Moving forward was easy. Picking a name wasn’t.

“We were having a hard time coming up with a name,” Kaisa Butcher says. “One day Lauren was looking at my wrist, and I have Lionheart written there. I got this after coming back from my year in India, where I worked with survivors of human trafficking. I was really inspired by their strength and the social workers’ strength. It was very humbling. I got it tattooed because I wanted to remember to be a Lionheart and stand up for the little guys.”

Lionheart Coffee

The Lionheart Coffee tatto. Photo by J. Peter Roth for Daily Coffee News.

Ben and Kaisa both say that at first, they thought their business model was brand new, even innovative. But now they more accurately define what they’re doing as “extending” the positive trend of ethically sourced and produced coffees.

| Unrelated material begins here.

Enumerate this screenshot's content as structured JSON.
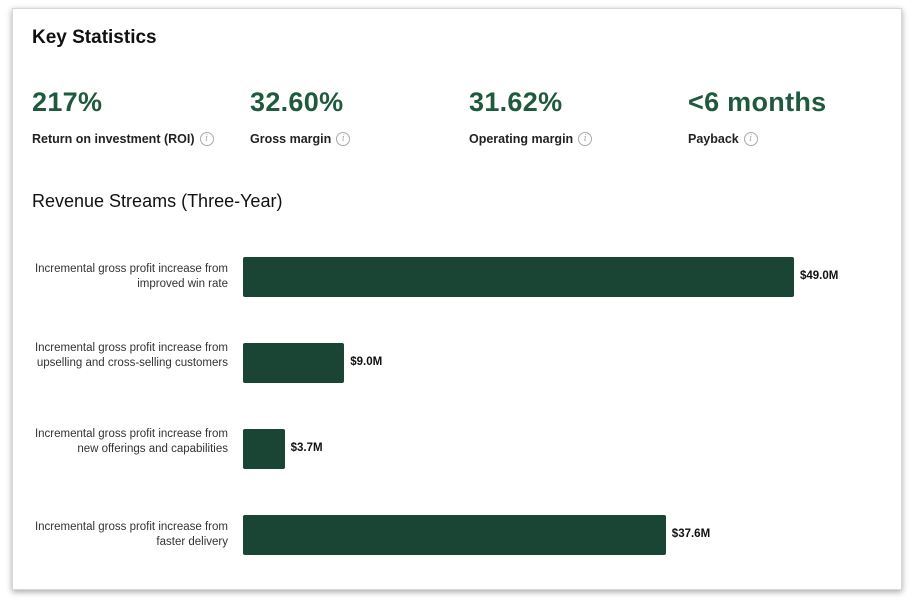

Lionheart’s 1,200 square-foot café sits in somewhat new territory for specialty coffee. Aside from several Starbucks stores, the only specialty shops nearby are Dapper & Wise, and Insomnia (D&W’s storefront outlets), which are each between 15-30 minutes away. Dapper & Wise, by the way, is slated to be Lionheart’s featured roaster in August.

Setting up shop in such relatively unbroken coffee ground was not accidental. On one level, Beaverton is home. Kaisa and Ben both grew up there. first meeting years ago while working at Starbucks, where they both helped run what was basically a store without a manager. The other reason, they say, is that Beaverton is more than ready for new specialty coffee experiences.

Says Kaisa, “We want to be able to offer the same coffee experience that you would find in downtown Portland, over here on our side of town.”